Petitioner's argument fails because it is axiomatic that a court must have subject matter jurisdiction over a claim prior to being able to exercise equitable jurisdiction over it. Examinations of the statute of limitations and procedural default are all non-jurisdictional considerations. See Rivas v. Fischer, 687 F.3d 514, 549 (2d Cir. 2012) (explaining that equitable tolling "is not jurisdictional") (quoting Holland v. Florida, 560 U.S. 631, 645-46 (2010)); Acosta v. Artuz, 221 F.3d 117, 122 (2d Cir. 2000) ("The AEDPA statute of limitations is not jurisdictional . . . ."); Almonte v. New York State Div. of Parole, No. 9:04-CV-484 (GLS), 2006 WL 149049, at *4 (N.D.N.Y. Jan. 18, 2006) (identifying "procedural default [a]s non-jurisdictional[.]"). Conversely questions of custody are not. See Maleng, 490 U.S. at 490 (explaining that "[t]he federal habeas statute gives the United States district courts jurisdiction to entertain petitions for habeas relief only from persons who are 'in custody[.]'"). Accordingly, petitioner's equitable arguments cannot be considered because the Court lacks the power to review them.
V. CONCLUSION
WHEREFORE, it is hereby
RECOMMENDED, that motion to dismiss, Dkt. No. 11, be GRANTED; and it is further
RECOMMENDED, that the petition, Dkt. No. 1, be DISMISSED for lack of subject matter jurisdiction; and it is further
RECOMMENDED, that no Certificate of Appealability ("COA") shall issue because petitioner has failed to make a "substantial showing of the denial of a constitutional right" as 28 U.S.C. § 2253(c)(2) requires; and it is further
Miller-Elv.Cockrell, 537 u.s. 322, 336 (2003); seeRichardsonv.Greene, 497 F.3d 212, 217 (2d Cir. 2007) (holding that if the court denies a habeas petition on procedural grounds, "the certificate of appealability must show that jurists of reason would find debatable two issues: (1) that the district court was correct in its procedural ruling, and (2) that the applicant has established a valid constitutional violation" (emphasis in original)).

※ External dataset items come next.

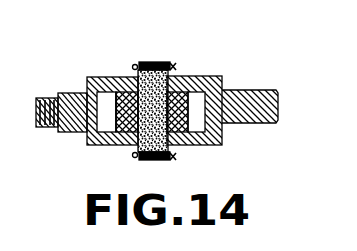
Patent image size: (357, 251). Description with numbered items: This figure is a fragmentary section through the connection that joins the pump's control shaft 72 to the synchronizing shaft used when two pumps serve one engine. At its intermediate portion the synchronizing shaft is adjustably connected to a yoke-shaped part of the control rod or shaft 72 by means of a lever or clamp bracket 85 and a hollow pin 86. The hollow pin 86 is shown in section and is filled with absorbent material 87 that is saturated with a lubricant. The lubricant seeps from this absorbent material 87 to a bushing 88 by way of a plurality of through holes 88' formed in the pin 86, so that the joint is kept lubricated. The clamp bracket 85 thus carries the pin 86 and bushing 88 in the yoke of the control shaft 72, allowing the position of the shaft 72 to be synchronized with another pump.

The control shaft 72 is at (253, 108).
The clamp bracket 85 is at (190, 101).
The hollow pin 86 is at (140, 63).
The absorbent material 87 is at (131, 94).
The bushing 88 is at (72, 139).
The through holes 88' is at (143, 166).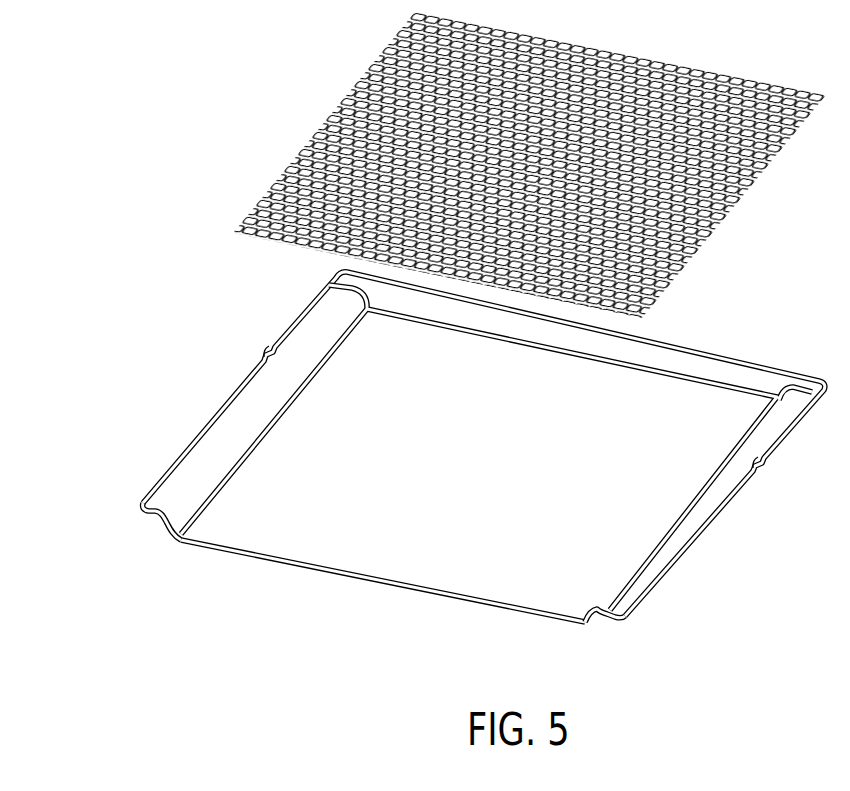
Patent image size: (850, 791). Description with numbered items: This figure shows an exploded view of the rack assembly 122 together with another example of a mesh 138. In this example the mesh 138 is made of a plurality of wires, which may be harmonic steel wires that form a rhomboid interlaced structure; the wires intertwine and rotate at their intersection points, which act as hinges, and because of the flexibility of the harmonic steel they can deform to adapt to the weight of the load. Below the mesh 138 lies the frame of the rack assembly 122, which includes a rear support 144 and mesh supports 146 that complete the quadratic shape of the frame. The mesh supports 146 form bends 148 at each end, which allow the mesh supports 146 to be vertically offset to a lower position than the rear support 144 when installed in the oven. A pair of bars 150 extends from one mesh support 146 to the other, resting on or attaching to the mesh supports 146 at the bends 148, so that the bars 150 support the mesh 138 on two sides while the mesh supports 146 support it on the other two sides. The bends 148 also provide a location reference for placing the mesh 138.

The rack assembly 122 is at (136, 409).
The mesh 138 is at (348, 130).
The rear support 144 is at (690, 332).
The mesh supports 146 is at (580, 360).
The bends 148 is at (153, 517).
The bars 150 is at (317, 367).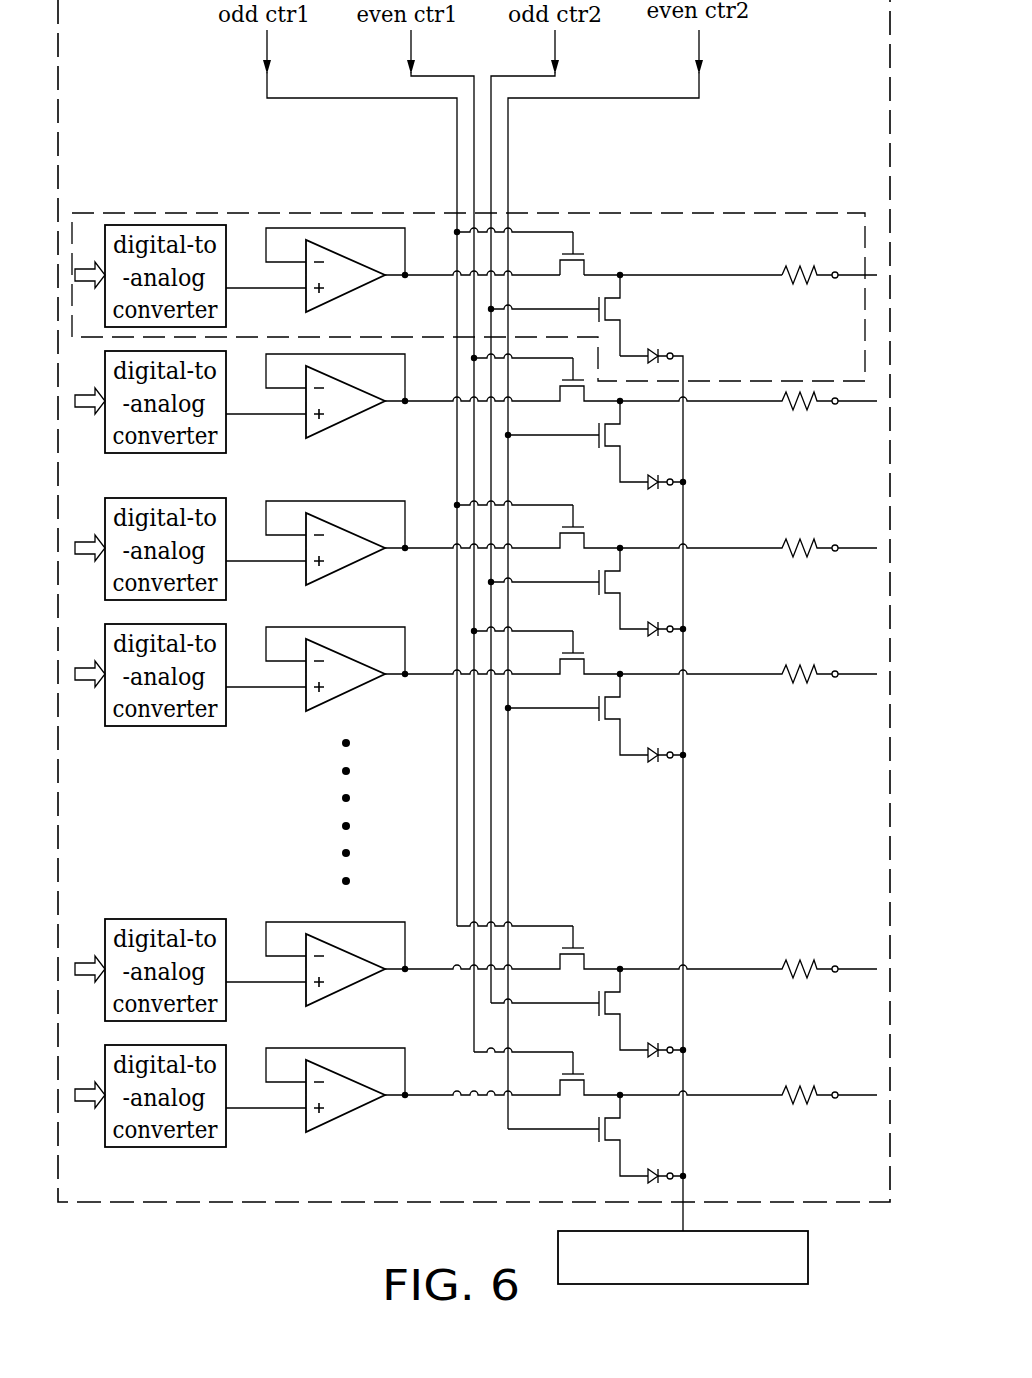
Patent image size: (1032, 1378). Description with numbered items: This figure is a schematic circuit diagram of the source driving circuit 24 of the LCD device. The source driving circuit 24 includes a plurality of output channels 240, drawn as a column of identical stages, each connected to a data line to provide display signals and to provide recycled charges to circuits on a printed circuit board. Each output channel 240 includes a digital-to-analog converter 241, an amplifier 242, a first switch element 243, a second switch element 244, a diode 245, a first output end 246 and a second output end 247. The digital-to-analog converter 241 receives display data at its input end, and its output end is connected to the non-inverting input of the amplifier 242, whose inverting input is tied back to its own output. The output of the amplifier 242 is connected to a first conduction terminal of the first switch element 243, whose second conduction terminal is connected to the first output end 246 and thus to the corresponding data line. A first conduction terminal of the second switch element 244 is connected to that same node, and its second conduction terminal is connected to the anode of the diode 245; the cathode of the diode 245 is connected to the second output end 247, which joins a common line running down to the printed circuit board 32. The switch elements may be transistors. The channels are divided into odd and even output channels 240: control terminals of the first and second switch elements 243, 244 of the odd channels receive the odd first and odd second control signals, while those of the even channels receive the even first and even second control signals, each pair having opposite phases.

The source driving circuit 24 is at (198, 1202).
The output channel 240 is at (155, 213).
The digital-to-analog converter 241 is at (112, 226).
The amplifier 242 is at (312, 274).
The first switch element 243 is at (585, 256).
The second switch element 244 is at (617, 309).
The diode 245 is at (650, 347).
The first output end 246 is at (835, 272).
The second output end 247 is at (672, 347).
The printed circuit board 32 is at (808, 1252).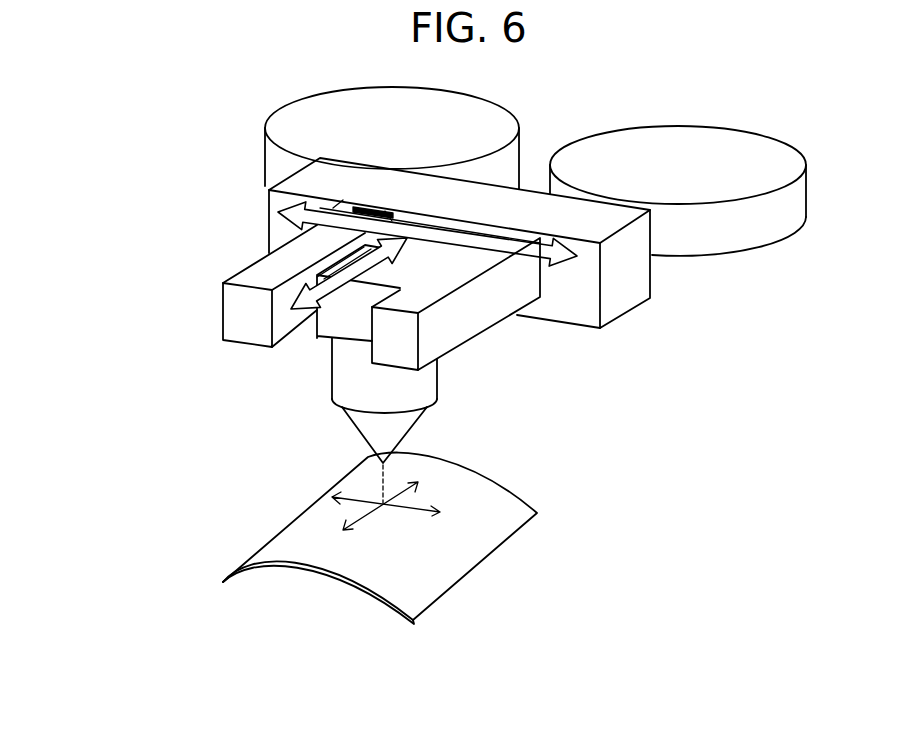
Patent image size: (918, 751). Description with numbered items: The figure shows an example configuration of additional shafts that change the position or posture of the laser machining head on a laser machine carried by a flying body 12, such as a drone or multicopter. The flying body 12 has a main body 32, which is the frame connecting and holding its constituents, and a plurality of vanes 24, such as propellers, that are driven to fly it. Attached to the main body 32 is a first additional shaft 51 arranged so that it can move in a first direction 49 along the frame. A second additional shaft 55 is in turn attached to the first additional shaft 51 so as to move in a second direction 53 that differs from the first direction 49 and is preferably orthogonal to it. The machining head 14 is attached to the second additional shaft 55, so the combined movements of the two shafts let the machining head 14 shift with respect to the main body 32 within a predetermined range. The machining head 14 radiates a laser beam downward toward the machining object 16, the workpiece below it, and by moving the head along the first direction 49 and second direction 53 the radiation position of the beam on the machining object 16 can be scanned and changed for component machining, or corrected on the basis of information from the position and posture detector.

The flying body 12 is at (210, 128).
The machining head 14 is at (440, 390).
The machining object 16 is at (450, 620).
The vanes 24 is at (760, 223).
The main body 32 is at (632, 310).
The first direction 49 is at (497, 208).
The first additional shaft 51 is at (243, 333).
The second direction 53 is at (355, 268).
The second additional shaft 55 is at (323, 327).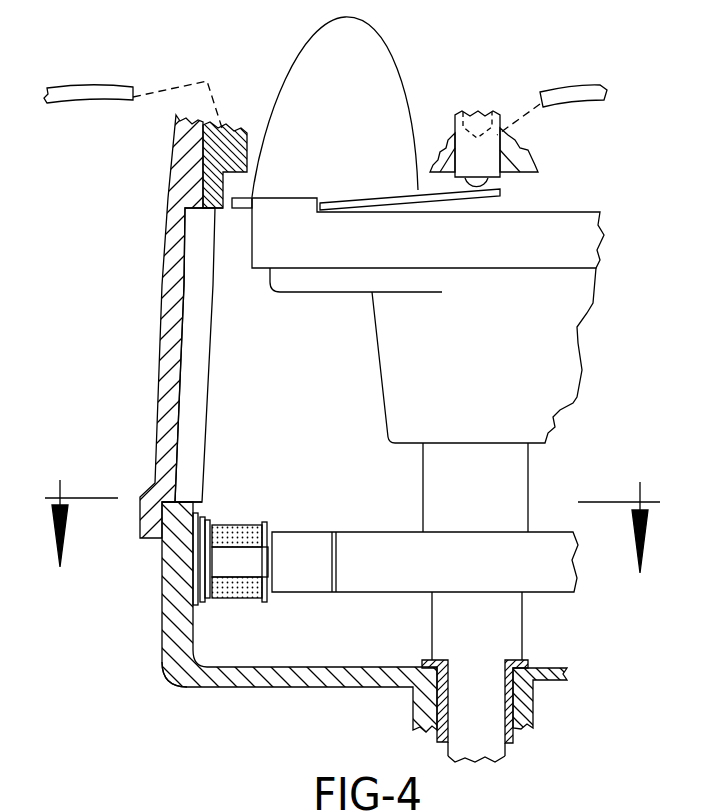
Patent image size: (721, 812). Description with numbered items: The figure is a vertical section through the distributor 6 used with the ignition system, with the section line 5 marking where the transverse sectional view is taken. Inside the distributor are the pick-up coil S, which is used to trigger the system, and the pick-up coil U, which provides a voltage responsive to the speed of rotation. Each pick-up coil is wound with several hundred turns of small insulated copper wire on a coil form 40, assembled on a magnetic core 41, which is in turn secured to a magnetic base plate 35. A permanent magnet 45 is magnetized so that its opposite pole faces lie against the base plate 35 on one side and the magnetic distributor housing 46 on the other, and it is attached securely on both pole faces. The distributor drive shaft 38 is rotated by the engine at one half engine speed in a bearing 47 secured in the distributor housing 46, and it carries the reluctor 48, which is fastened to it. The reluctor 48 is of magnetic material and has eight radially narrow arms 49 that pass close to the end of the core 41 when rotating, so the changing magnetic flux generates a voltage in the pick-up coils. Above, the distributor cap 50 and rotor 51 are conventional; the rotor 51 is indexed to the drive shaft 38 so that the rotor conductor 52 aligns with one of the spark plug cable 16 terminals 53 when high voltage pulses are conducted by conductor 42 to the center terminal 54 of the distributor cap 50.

The distributor 6 is at (606, 229).
The spark plug cable 16 is at (103, 106).
The magnetic base plate 35 is at (200, 655).
The distributor drive shaft 38 is at (525, 648).
The coil form 40 is at (263, 520).
The magnetic core 41 is at (220, 568).
The conductor 42 is at (580, 106).
The permanent magnet 45 is at (200, 610).
The distributor housing 46 is at (235, 690).
The bearing 47 is at (540, 688).
The reluctor 48 is at (538, 533).
The reluctor arm 49 is at (307, 532).
The distributor cap 50 is at (163, 267).
The rotor 51 is at (543, 367).
The rotor conductor 52 is at (362, 33).
The terminal 53 is at (245, 136).
The center terminal 54 is at (467, 112).
The pick-up coil S is at (227, 520).
The section line 5 is at (352, 545).
The pick-up coil U is at (210, 811).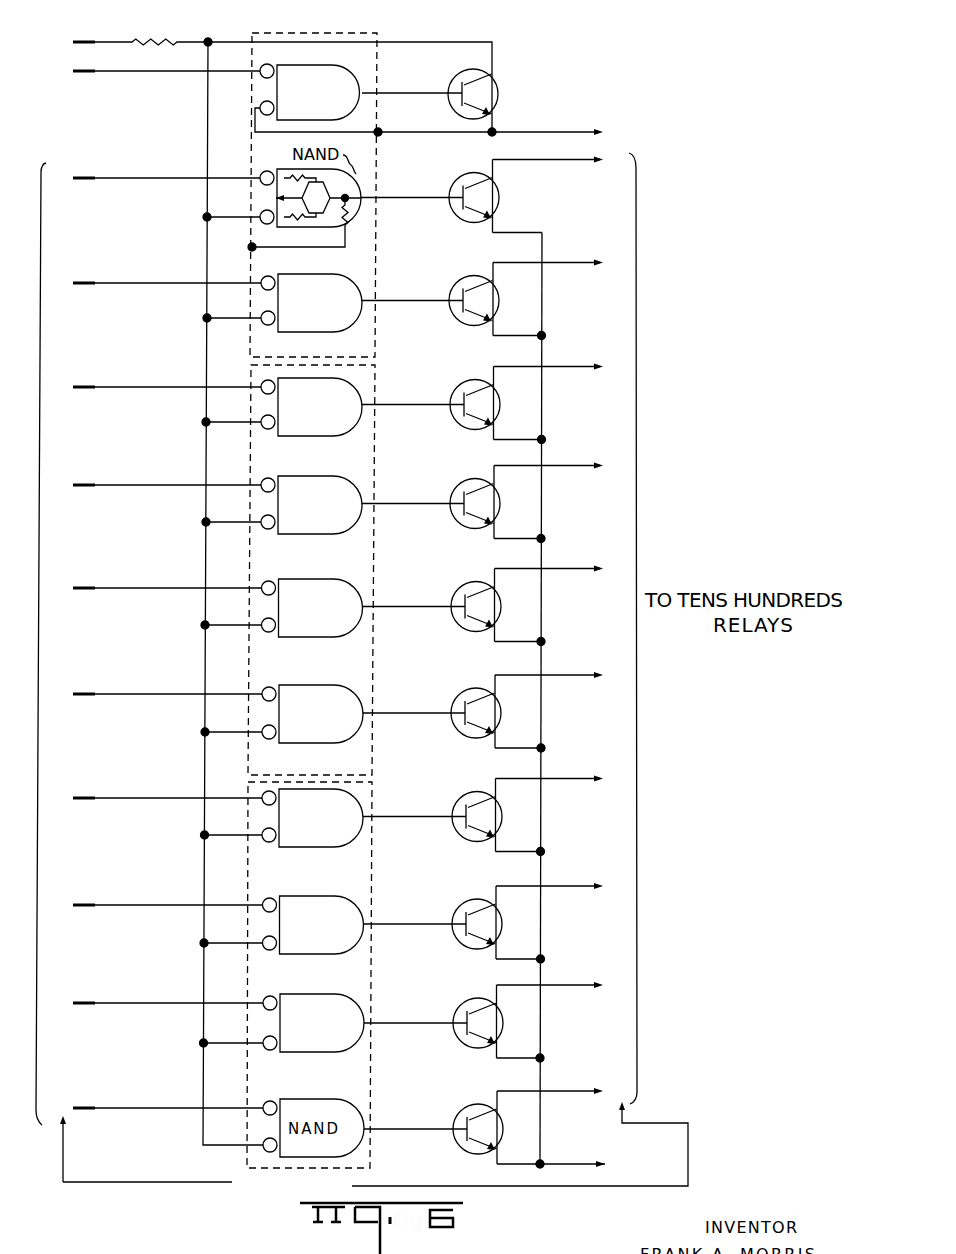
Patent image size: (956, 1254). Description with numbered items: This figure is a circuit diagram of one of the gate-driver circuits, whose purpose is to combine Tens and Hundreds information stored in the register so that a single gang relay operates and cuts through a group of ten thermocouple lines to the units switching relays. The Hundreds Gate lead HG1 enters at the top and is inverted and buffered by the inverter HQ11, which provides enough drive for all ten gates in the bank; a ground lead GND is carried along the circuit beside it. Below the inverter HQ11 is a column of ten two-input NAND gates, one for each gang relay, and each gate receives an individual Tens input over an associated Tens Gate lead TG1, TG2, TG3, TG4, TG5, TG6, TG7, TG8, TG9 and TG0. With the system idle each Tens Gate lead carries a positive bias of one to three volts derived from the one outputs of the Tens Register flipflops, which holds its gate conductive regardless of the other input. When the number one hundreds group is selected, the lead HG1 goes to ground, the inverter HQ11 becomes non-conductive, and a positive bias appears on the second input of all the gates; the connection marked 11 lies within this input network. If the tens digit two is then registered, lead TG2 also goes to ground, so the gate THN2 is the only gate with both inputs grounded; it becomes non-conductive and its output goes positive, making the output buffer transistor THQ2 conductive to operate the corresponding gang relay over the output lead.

The Hundreds Gate lead HG1 is at (151, 72).
The inverter HQ11 is at (335, 65).
The ground line GND is at (527, 134).
The Tens Gate TG1 is at (166, 176).
The Tens Gate TG2 is at (166, 281).
The tens gate input TG 3 TG3 is at (166, 385).
The tens gate input TG 4 TG4 is at (166, 483).
The tens gate input TG 5 TG5 is at (166, 586).
The tens gate input TG 6 TG6 is at (166, 692).
The tens gate input TG 7 TG7 is at (166, 796).
The tens gate input TG 8 TG8 is at (166, 903).
The tens gate input TG 9 TG9 is at (166, 1001).
The tens gate input TG 0 TG0 is at (166, 1106).
The gate THN2 is at (354, 282).
The output buffer transistor THQ2 is at (474, 280).
The connection line 11 is at (298, 232).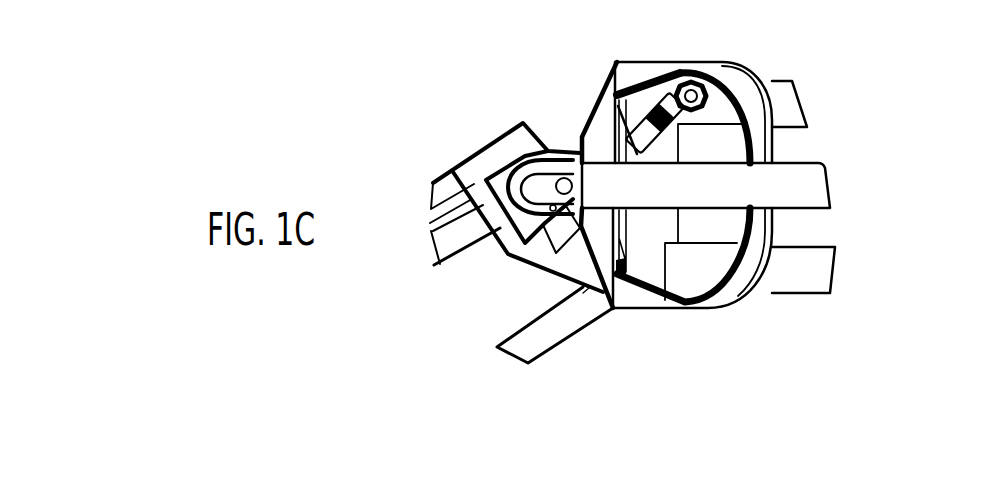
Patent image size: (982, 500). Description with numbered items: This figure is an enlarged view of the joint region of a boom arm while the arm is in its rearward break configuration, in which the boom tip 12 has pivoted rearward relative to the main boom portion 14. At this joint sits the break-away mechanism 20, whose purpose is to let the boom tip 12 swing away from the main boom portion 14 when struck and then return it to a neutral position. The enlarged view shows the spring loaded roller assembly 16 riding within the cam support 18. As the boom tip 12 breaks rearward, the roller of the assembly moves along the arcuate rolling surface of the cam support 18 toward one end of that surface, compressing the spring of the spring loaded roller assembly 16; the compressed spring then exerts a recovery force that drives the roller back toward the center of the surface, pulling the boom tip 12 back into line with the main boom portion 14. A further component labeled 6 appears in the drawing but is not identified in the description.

The pivot knob 6 is at (698, 72).
The boom tip 12 is at (445, 255).
The main boom portion 14 is at (823, 189).
The spring loaded roller assembly 16 is at (645, 126).
The cam support 18 is at (725, 77).
The break-away mechanism 20 is at (864, 69).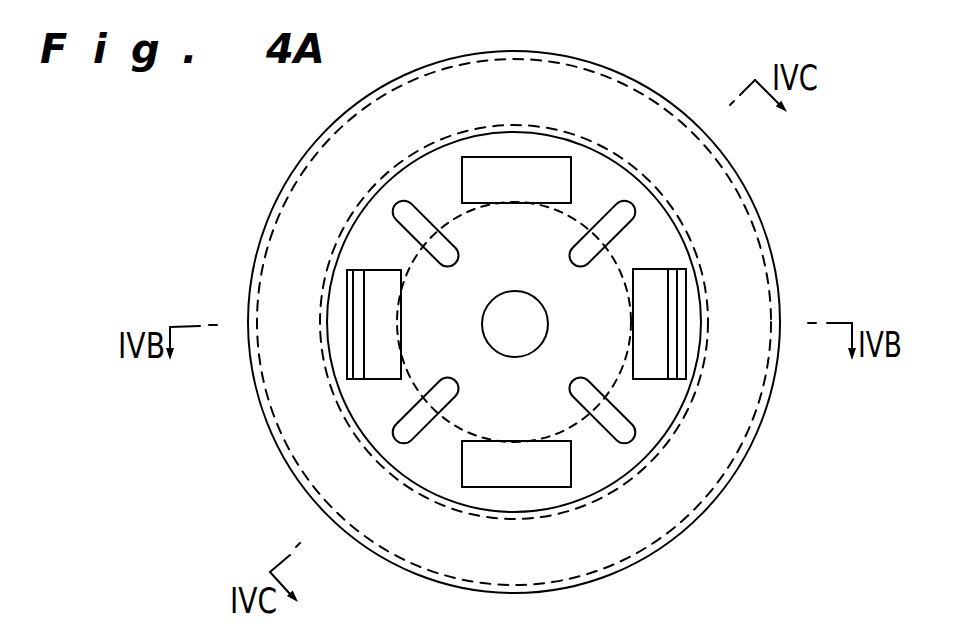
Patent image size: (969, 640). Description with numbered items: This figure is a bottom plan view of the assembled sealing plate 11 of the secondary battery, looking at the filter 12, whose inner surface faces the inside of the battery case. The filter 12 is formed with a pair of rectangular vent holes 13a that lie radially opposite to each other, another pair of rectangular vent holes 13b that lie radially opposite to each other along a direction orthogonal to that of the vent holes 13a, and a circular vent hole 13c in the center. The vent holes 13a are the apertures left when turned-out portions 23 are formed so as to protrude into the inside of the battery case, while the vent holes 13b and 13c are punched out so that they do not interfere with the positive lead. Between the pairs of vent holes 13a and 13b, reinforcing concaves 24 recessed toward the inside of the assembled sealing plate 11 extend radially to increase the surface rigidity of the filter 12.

RECOMMENDED, that any further request for a Certificate of Appealability must be addressed to the Court of Appeals (Fed. R. App. P. 22(b)); and it is further
RECOMMENDED, that the Clerk shall serve a copy of this Report-Recommendation and Order upon the parties in accordance with the Local Rules.
Pursuant to 28 U.S.C. § 636(b)(1), the parties have fourteen (14) days within which to file written objections to the foregoing report. Such objections shall be filed with the Clerk of the Court. FAILURE TO OBJECT TO THIS REPORT WITHIN FOURTEEN (14) DAYS WILL PRECLUDE APPELLATE REVIEW. Roldan v. Racette, 984 F.2d 85, 89 (2d Cir. 1993) (citing Small v. Sec'y of Health and Human Servs., 892 F.2d 15 (2d Cir. 1989)); see also 28 U.S.C. § 636(b)(1); Fed.R.Civ.P. 72 & 6(a).
If you are proceeding pro se and are served with this Report-Recommendation & Order by mail, three (3) additional days will be added to the fourteen (14) day period, meaning that you have seventeen (17) days from the date the Report-Recommendation & Order was mailed to you to serve and file objections. See Fed. r. Civ. p. 6(d). If the last day of that prescribed period falls on a Saturday, Sunday, or legal holiday, then the deadline is extended until the end of the next day that is not a Saturday, Sunday, or legal holiday. Id. § 6(a)(1)(c).